Lemonade stands are cute, right? Little kids put them out in the summer to make some extra cash, and even if it’s not the best drink of your life, it’s kind of adorable and makes you feel good to make a little kid’s day.
Well…you might not feel so great about it once you know the full history behind them. Sorry not sorry in advance?
There is no consensus on when and how lemonade stands originated, though there are mentions of people selling lemon-flavored drinks in public – some infused with booze, of course – beginning in 11th century Cairo and continuing all the way through America in the 1800s. It’s not until 1860s New York, however, that “lemonade” stands really took off. Peddlers began to take advantage of unsuspecting immigrants disembarking in the harbor by selling them what amounted to sugar water – water, molasses, and vinegar with a few lemon rinds on top to give it a prettier appearance – out of filthy wooden or tin pails.
By the 1880s, vendors were common sights in the New York streets, making money by selling their drinks cheaper than even the 15 cents charged at a soda fountain. It wasn’t only adults getting in on the hustle, either – one of the more famous entrepreneurs in the area was a Dutch immigrant boy named Edward Bok who saw an opportunity and grabbed it. Before long, he was profiled in an authorized biography called The Americanization of Edward Bok and enjoying increased celebrity thanks to his editorial duties at the Ladies Home Journal.
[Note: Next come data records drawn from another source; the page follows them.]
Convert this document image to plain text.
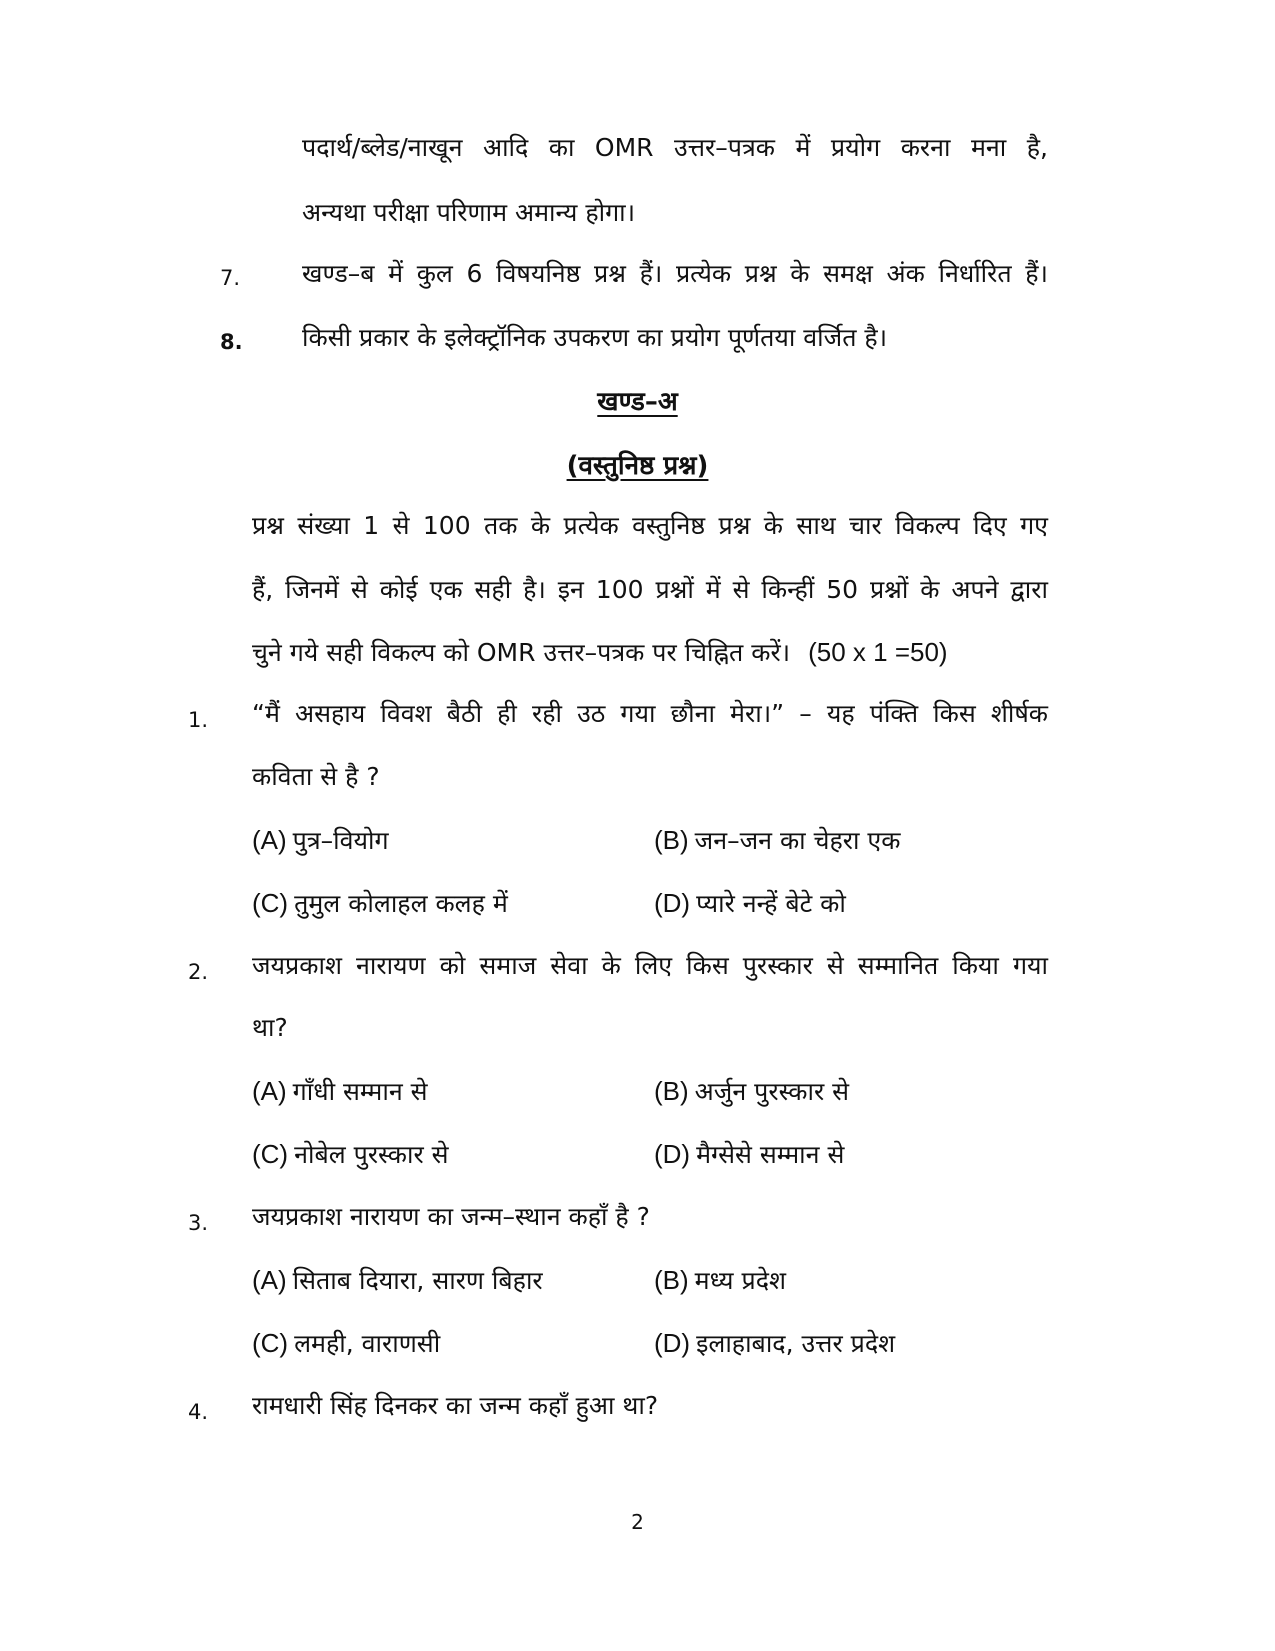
पदार्थ/ब्लेड/नाखून आदि का OMR उत्तर–पत्रक में प्रयोग करना मना है,
अन्यथा परीक्षा परिणाम अमान्य होगा।
7. खण्ड–ब में कुल 6 विषयनिष्ठ प्रश्न हैं। प्रत्येक प्रश्न के समक्ष अंक निर्धारित हैं।
8. किसी प्रकार के इलेक्ट्रॉनिक उपकरण का प्रयोग पूर्णतया वर्जित है।
खण्ड–अ
(वस्तुनिष्ठ प्रश्न)
प्रश्न संख्या 1 से 100 तक के प्रत्येक वस्तुनिष्ठ प्रश्न के साथ चार विकल्प दिए गए
हैं, जिनमें से कोई एक सही है। इन 100 प्रश्नों में से किन्हीं 50 प्रश्नों के अपने द्वारा
चुने गये सही विकल्प को OMR उत्तर–पत्रक पर चिह्नित करें। (50 x 1 =50)
1. “मैं असहाय विवश बैठी ही रही उठ गया छौना मेरा।” – यह पंक्ति किस शीर्षक
कविता से है ?
(A) पुत्र–वियोग	(B) जन–जन का चेहरा एक
(C) तुमुल कोलाहल कलह में	(D) प्यारे नन्हें बेटे को
2. जयप्रकाश नारायण को समाज सेवा के लिए किस पुरस्कार से सम्मानित किया गया
था?
(A) गाँधी सम्मान से	(B) अर्जुन पुरस्कार से
(C) नोबेल पुरस्कार से	(D) मैग्सेसे सम्मान से
3. जयप्रकाश नारायण का जन्म–स्थान कहाँ है ?
(A) सिताब दियारा, सारण बिहार	(B) मध्य प्रदेश
(C) लमही, वाराणसी	(D) इलाहाबाद, उत्तर प्रदेश
4. रामधारी सिंह दिनकर का जन्म कहाँ हुआ था?
2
By the early 20th century, kids everywhere were advised to set up a lemonade stand of their own as a lesson in finances and entrepreneurship. If a child wanted an expensive item such as a bike, parents often required them to add some money to the kitty, and lemonade stands were a go-to.
Lemonade stands took a turn back toward their filthier roots in 1941, when a young girl in Western Springs, Illinois, opened a stand and sold her wares to friends, passing strangers, and herself, on occasion. Within the month, the county’s health department was on the “hottest trail of the deadly disease virus in the history of epidemiology.”
The little girl had polio. So did four of her friends, and another seven people were found to have contracted the virus, as well.
From the beginning of the recorded history of lemonade stands, see, cleanliness and health code standards were never exactly at the forefront of the young business-folks’ minds. Recently, some states have cracked down on childrens’ ability to operate the stands, citing health and safety concerns as well as zoning law violations.